Ou la vraie fausse information
Le 2 février je reçois un courriel, transférant une lettre d’un Principal d’un collège ZEP « Ambition réussite » dont voici des extraits.
Vous vous souvenez tous de la promesse de notre président de la République pour ne pas laisser les "orphelins de 16 heures" à la rue ?
Vous vous souvenez des annonces de M. Darcos, Ministre de l'Education nationale, à propos de la mise en place de l'accompagnement éducatif, ce dispositif devant accueillir tous les collègiens de 16 heures à 18 heures ?
La circulaire a paru au journal officiel le 13 juillet 2007. Je l'ai découverte en détails au moment même où je prenais mes fonctions au Collège X fin août, comme tous mes autres collègues Principaux de Collèges en Education prioritaire (près de 1500 Collèges dans toute la France).

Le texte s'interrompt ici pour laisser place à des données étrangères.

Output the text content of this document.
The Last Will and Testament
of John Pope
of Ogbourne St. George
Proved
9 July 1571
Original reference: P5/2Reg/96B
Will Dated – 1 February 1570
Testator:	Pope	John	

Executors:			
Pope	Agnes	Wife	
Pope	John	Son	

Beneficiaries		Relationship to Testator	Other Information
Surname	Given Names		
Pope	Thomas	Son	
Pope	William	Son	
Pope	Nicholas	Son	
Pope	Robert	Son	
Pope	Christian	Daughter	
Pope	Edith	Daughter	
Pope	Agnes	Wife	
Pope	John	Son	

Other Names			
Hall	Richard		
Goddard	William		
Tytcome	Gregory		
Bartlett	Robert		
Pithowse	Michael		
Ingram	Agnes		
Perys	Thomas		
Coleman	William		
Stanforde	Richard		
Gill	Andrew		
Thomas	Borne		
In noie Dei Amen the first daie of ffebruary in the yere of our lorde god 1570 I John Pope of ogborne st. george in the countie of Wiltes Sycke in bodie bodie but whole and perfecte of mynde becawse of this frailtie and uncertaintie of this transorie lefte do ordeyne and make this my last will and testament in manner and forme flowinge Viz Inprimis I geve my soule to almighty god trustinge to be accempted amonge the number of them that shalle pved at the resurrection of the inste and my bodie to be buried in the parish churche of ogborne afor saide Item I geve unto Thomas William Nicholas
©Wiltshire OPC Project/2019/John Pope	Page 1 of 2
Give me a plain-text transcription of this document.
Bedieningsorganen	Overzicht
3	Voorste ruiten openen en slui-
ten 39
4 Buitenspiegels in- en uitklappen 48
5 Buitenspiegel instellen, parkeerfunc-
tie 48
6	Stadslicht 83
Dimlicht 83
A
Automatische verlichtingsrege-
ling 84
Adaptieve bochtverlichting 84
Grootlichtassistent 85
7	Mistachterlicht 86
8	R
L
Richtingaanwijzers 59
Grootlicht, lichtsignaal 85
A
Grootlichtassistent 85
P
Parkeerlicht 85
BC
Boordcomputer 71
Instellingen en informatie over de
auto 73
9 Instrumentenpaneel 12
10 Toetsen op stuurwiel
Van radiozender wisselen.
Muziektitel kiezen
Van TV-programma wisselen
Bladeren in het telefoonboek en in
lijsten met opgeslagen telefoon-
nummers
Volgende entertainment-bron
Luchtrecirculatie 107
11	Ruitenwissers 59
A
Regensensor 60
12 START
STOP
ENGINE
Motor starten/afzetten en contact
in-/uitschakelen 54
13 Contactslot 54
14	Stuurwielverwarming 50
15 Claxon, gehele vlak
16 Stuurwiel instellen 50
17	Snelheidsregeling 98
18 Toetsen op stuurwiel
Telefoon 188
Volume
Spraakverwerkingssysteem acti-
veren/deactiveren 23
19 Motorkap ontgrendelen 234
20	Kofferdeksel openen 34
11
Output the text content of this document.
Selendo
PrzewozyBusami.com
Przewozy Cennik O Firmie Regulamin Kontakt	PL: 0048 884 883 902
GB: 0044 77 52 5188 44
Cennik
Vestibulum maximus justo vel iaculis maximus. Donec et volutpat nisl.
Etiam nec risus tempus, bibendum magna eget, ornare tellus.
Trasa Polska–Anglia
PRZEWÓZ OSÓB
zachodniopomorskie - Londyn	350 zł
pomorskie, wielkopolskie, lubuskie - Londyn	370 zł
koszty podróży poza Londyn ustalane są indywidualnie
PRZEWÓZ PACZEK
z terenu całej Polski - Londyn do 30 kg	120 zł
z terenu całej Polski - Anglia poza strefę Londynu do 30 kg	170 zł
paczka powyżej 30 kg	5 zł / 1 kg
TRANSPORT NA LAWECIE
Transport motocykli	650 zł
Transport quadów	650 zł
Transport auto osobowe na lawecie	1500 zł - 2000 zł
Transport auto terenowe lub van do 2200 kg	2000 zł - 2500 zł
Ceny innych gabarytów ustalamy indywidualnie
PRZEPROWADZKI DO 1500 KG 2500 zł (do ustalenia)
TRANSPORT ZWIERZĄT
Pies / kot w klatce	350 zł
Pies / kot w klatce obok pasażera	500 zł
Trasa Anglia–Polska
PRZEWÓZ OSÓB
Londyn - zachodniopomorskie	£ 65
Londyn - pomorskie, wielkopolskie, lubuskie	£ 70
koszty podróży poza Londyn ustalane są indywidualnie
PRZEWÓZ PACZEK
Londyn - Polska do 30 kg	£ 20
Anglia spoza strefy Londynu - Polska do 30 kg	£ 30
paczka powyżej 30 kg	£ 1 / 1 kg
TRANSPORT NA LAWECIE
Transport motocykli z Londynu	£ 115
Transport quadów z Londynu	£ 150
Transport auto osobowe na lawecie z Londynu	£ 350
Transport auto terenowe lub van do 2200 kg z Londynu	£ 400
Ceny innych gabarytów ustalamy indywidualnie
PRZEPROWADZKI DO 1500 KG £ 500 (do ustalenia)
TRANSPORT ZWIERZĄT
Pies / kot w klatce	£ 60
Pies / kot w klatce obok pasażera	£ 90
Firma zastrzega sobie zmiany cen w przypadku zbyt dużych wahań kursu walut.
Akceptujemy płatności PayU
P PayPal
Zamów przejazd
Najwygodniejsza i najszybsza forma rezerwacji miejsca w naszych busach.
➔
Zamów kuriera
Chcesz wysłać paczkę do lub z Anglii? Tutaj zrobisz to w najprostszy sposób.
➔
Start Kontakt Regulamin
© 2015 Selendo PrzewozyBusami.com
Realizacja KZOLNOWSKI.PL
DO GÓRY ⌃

Je me suis mis en quatre pour mettre en place ce dispositif, car je suis un fonctionnaire responsable. J'ai mis mes opinions de citoyen dans ma poche, et j'ai tout fait pour que ce dispositif soit un succès.
Je rappelle à tous que cet accompagnement éducatif devait concerner les élèves volontaires, encadrés par des enseignants volontaires.
Sur 365 élèves, j'ai réussi à en convaincre 225: 61,5 % de l'effectif total. La moyenne dans le Rhône tourne autour de 28 %.
Sur 47 enseignants, j'en ai convaincu 29. Je suis allé solliciter la MJC du quartier pour mettre en place un atelier de danse urbaine. J'ai sollicité le Centre social pour mettre conjointement en place l'aide aux devoirs, 3 fois par semaine. 100 % des élèves de 6ème étaient inscrits à cette dernière action. J'ai sollicité une compagnie artistique pour mettre en place un atelier d'écriture. Les professeurs ont ensuite proposé un atelier de sciences physiques, un club journal des collégiens, une activité escalade, trois groupes de soutien en mathématiques, deux groupes de soutien en français. J'étais en pourparlers avec un club d'échecs et un autre de rugby pour enrichir l'offre.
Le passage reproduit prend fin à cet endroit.